Despite the advent of wifi technology which has made staying connected a much more elegant, wire-free affair, we are still tethered by the ever-present power cord. Just about everyone who has traveled with electronics has cursed the forgotten power cord, and probably thrice cursed the tangled knot of cords they did remember to bring. Induction charging has attempted to answer this nagging first-world issue, but adoption of the technology has been slow, and it hasn’t conquered the primary complaint: your devices are tethered not with physical wires this time, but by the need for contact with the induction surface.

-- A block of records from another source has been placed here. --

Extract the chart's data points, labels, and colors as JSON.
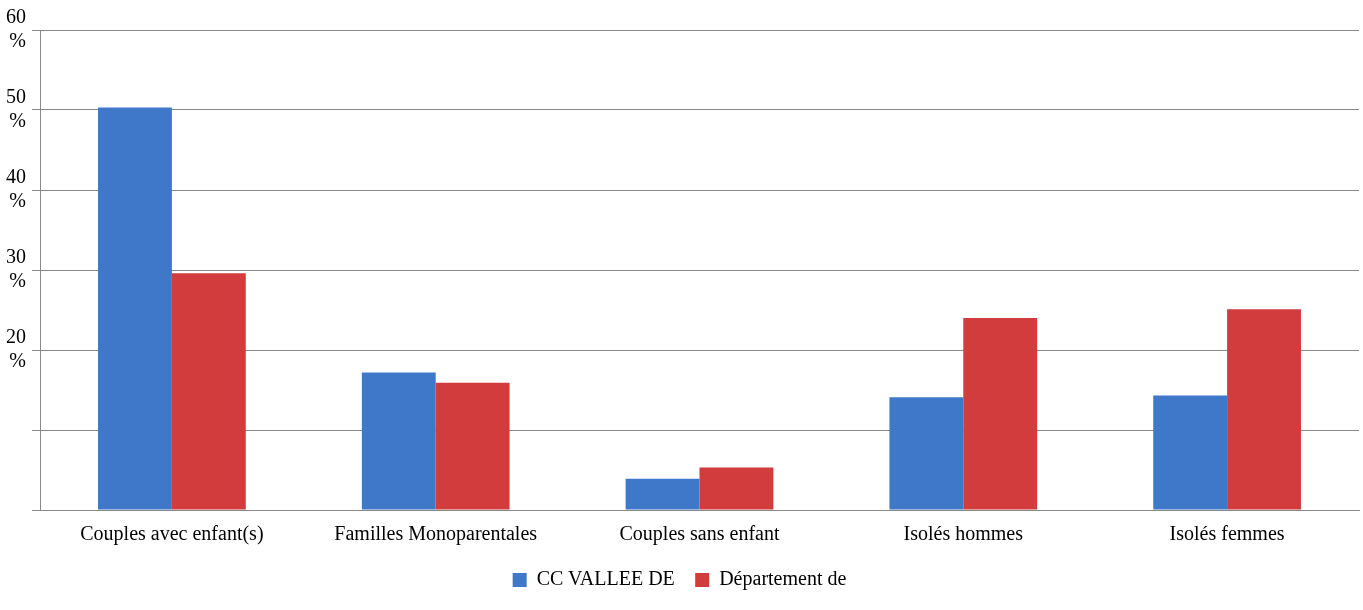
{
  "chart_data": {
    "type": "bar",
    "categories": [
      "Couples avec enfant(s)",
      "Familles Monoparentales",
      "Couples sans enfant",
      "Isolés hommes",
      "Isolés femmes"
    ],
    "series": [
      {
        "name": "CC VALLEE DE",
        "color": "#3f78c9",
        "values": [
          50.3,
          17.2,
          3.9,
          14.1,
          14.3
        ]
      },
      {
        "name": "Département de",
        "color": "#d23c3c",
        "values": [
          29.6,
          15.9,
          5.3,
          24,
          25.1
        ]
      }
    ],
    "ylim": [
      0,
      60
    ],
    "yticks": [
      {
        "value": 0,
        "label": null
      },
      {
        "value": 10,
        "label": null
      },
      {
        "value": 20,
        "label": "20 %"
      },
      {
        "value": 30,
        "label": "30 %"
      },
      {
        "value": 40,
        "label": "40 %"
      },
      {
        "value": 50,
        "label": "50 %"
      },
      {
        "value": 60,
        "label": "60 %"
      }
    ],
    "grid": "y",
    "legend": "bottom"
  }
}
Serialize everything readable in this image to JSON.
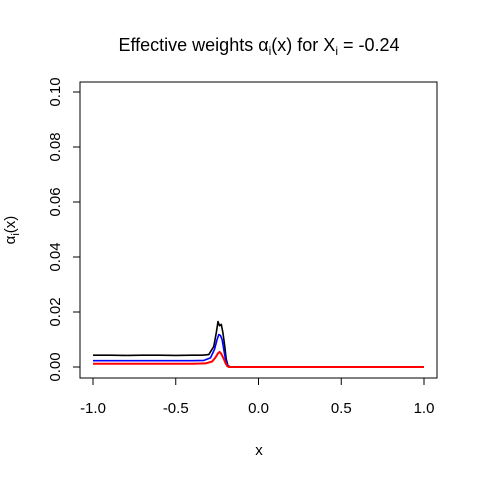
{
  "chart_data": {
    "type": "line",
    "title": "Effective weights αi(x) for Xi = -0.24",
    "title_parts": {
      "prefix": "Effective weights ",
      "alpha": "α",
      "alpha_sub": "i",
      "alpha_args": "(x) for X",
      "x_sub": "i",
      "suffix": " = -0.24"
    },
    "xlabel": "x",
    "ylabel_parts": {
      "alpha": "α",
      "sub": "i",
      "args": "(x)"
    },
    "xlim": [
      -1.0,
      1.0
    ],
    "ylim": [
      0.0,
      0.1
    ],
    "xticks": [
      "-1.0",
      "-0.5",
      "0.0",
      "0.5",
      "1.0"
    ],
    "yticks": [
      "0.00",
      "0.02",
      "0.04",
      "0.06",
      "0.08",
      "0.10"
    ],
    "grid": false,
    "series": [
      {
        "color": "#000000",
        "points": [
          [
            -1.0,
            0.0043
          ],
          [
            -0.9,
            0.0043
          ],
          [
            -0.8,
            0.0042
          ],
          [
            -0.7,
            0.0043
          ],
          [
            -0.6,
            0.0043
          ],
          [
            -0.5,
            0.0042
          ],
          [
            -0.4,
            0.0043
          ],
          [
            -0.34,
            0.0043
          ],
          [
            -0.3,
            0.0045
          ],
          [
            -0.27,
            0.0075
          ],
          [
            -0.255,
            0.0125
          ],
          [
            -0.245,
            0.0165
          ],
          [
            -0.235,
            0.015
          ],
          [
            -0.225,
            0.0155
          ],
          [
            -0.215,
            0.0125
          ],
          [
            -0.205,
            0.008
          ],
          [
            -0.195,
            0.003
          ],
          [
            -0.185,
            0.0005
          ],
          [
            -0.17,
            0.0
          ],
          [
            0.0,
            0.0
          ],
          [
            0.5,
            0.0
          ],
          [
            1.0,
            0.0
          ]
        ]
      },
      {
        "color": "#0000ff",
        "points": [
          [
            -1.0,
            0.0023
          ],
          [
            -0.9,
            0.0023
          ],
          [
            -0.8,
            0.0023
          ],
          [
            -0.7,
            0.0023
          ],
          [
            -0.6,
            0.0023
          ],
          [
            -0.5,
            0.0023
          ],
          [
            -0.4,
            0.0023
          ],
          [
            -0.33,
            0.0024
          ],
          [
            -0.29,
            0.0033
          ],
          [
            -0.265,
            0.0065
          ],
          [
            -0.25,
            0.01
          ],
          [
            -0.24,
            0.0118
          ],
          [
            -0.23,
            0.0115
          ],
          [
            -0.22,
            0.01
          ],
          [
            -0.21,
            0.0065
          ],
          [
            -0.2,
            0.003
          ],
          [
            -0.19,
            0.0008
          ],
          [
            -0.175,
            0.0
          ],
          [
            0.0,
            0.0
          ],
          [
            0.5,
            0.0
          ],
          [
            1.0,
            0.0
          ]
        ]
      },
      {
        "color": "#ff0000",
        "points": [
          [
            -1.0,
            0.0012
          ],
          [
            -0.9,
            0.0012
          ],
          [
            -0.8,
            0.0012
          ],
          [
            -0.7,
            0.0012
          ],
          [
            -0.6,
            0.0012
          ],
          [
            -0.5,
            0.0012
          ],
          [
            -0.4,
            0.0012
          ],
          [
            -0.32,
            0.0013
          ],
          [
            -0.28,
            0.002
          ],
          [
            -0.26,
            0.0035
          ],
          [
            -0.245,
            0.005
          ],
          [
            -0.235,
            0.0055
          ],
          [
            -0.225,
            0.0048
          ],
          [
            -0.21,
            0.003
          ],
          [
            -0.2,
            0.0015
          ],
          [
            -0.19,
            0.0004
          ],
          [
            -0.18,
            0.0
          ],
          [
            0.0,
            0.0
          ],
          [
            0.5,
            0.0
          ],
          [
            1.0,
            0.0
          ]
        ]
      }
    ]
  }
}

Enter surprise start-up Ossia and their product, Cota. Making their debut at the TechCrunch Disrupt13 conference, Ossia founder and physicist Hatem Zeine has developed a technology dubbed “Cota” that can safely power devices wirelessly, at a distance and through walls. The technology is still in the prototype phase and is slowly making its way through the FCC approval process, but Zeine was able to provide a live, on-stage demonstration of an unmodified iPhone being charged wirelessly from the prototype at a distance of several feet. The company’s initial foray into production is aimed at industrial applications where wireless power delivery is a top priority, such as powering remote sensors in a refinery, where electrical sparks are a constant worry. Ossia aims to to have a consumer product by 2015, which is envisioned to consist of a charging station approximately the size of a desktop tower PC, and will be partnered with a variety of receiving platforms such as built-in electronics, battery replacements and add-on receivers for legacy devices.
What this means for you:
We’ve a bit of a wait until the Cota arrives for consumers, but given the world’s aggressive adoption of mobile electronics and fondness for wireless aesthetics, it’s likely that even if Ossia fails, other companies will rise to the challenge. According to Zeine, the technology is as safe as current Wifi technology probably permeating your house and office right now, as it works in the same frequency spectrum. Whether or not you believe that platform to have any health implications is probably moot if you live or work in any urban first-world environment, as you are “soaking in it” as we speak. Assuming the health question is resolved to everyone’s satisfaction, Zeine is predicting a complete paradigm shift in how we look at mobile technology, envisioning a world without batteries and the concept of “charging” made obsolete by an omnipresent power source. Are you ready to ditch the power cords? It may be coming sooner than you think!